May 19, 2009

Floridians Enduring Flooding and Dangerous Surf; Subtropical Troubles?

A storm located to the southeast of the Florida Peninsula has a low potential for the development of a possible early season tropical system over the next few days. Regardless of whether the system develops enough tropical characteristics to be named a tropical system, it will deliver drenching showers and storms that will cause flooding and rough surf across portions of Florida through midweek.

It is not out of the question that the system could even become the first named storm, Ana, of 2009 in the Atlantic Basin, whether it is a tropical storm or subtropical storm.

A subtropical cyclone, as defined by the National Hurricane Center, is a non-frontal low pressure system that has characteristics of both tropical and extratropical cyclones. When these cyclones have maximum-sustained winds over 39 mph, they can receive a name off the official tropical cyclone lists.

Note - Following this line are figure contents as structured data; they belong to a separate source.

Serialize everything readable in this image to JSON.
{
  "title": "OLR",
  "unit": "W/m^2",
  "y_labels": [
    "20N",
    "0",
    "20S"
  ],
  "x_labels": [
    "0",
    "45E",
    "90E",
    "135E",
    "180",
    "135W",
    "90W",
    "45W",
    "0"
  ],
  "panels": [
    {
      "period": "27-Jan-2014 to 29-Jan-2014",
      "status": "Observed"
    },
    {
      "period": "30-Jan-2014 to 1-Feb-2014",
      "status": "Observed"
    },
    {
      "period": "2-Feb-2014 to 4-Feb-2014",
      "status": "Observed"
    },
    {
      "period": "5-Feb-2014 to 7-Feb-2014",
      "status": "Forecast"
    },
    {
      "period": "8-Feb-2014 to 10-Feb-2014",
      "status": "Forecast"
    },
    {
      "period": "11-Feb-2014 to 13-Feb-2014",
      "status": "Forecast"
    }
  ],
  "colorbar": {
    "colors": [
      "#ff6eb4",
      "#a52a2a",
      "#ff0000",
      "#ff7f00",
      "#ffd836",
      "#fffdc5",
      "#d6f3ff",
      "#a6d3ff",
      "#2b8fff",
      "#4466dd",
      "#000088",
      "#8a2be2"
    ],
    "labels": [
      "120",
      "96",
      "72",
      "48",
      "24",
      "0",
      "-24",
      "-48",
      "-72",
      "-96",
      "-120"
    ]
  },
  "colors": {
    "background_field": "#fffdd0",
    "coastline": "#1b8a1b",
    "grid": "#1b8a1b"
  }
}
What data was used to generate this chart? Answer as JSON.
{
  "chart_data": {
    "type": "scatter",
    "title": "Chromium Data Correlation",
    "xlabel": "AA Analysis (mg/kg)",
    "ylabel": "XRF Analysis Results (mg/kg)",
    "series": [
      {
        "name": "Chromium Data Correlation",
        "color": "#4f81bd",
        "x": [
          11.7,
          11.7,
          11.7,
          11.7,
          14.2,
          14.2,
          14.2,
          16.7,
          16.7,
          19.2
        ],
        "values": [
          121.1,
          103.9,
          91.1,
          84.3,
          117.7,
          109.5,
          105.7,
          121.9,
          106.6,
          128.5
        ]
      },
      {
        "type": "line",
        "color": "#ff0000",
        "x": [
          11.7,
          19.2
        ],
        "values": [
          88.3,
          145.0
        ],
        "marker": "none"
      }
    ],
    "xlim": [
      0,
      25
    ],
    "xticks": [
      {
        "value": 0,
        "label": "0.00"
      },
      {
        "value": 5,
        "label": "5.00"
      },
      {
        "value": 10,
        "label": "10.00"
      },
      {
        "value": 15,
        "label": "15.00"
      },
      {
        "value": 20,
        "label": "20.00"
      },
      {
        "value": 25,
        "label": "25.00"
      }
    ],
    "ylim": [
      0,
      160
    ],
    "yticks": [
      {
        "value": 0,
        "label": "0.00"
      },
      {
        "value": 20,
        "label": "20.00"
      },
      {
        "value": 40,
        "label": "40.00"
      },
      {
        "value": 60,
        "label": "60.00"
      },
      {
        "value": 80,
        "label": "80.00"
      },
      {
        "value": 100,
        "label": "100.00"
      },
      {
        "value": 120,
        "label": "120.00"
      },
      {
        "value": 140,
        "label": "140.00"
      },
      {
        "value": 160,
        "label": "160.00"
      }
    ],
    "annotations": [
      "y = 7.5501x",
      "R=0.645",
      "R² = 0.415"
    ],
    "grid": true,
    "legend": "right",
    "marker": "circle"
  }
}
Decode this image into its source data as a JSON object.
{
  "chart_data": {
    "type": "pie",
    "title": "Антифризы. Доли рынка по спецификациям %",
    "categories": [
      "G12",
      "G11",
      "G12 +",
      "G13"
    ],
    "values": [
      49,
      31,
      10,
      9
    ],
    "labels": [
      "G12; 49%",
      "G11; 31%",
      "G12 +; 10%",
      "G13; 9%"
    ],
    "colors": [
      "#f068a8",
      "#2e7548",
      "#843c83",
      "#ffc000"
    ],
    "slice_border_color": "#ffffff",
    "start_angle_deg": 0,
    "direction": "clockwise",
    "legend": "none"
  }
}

More heavy showers and storms will soak portions of Florida and southern Georgia as the low pressure center nears the Miami area today and pushes across South Florida tonight.

Torrential rain and resultant flooding are likely to occur in urban areas, including in Miami, Jacksonville, Tampa, Orlando and Savannah as the storm continues to drift into the central Gulf of Mexico through the middle of the week. More than 4 inches of rain will fall over a zone spanning some of these cities.

Despite street flooding, road closures and potential flooding of basements of homes and businesses, most of the rain will be beneficial in the long term across drought-stricken areas. According to the most recent release from the U.S. Drought Monitor on May 12th, 2009, central and southern parts of Florida are enduring severe and extreme drought conditions.

The storm will also produce high winds, battering the coastlines of eastern Florida and South Carolina in the next few days. Beach erosion, coastal flooding and rough surf and rip currents will threaten these areas. Swimmers and surfers are urged to heed any watches and warnings about the dangerous surf. By Thursday and Friday, residents of the west coast of Florida will have to watch for the pounding surf.

A few of the storms could produce gusty winds and even a waterspout as well, but the main concern will be the flooding that results their heavy downpours.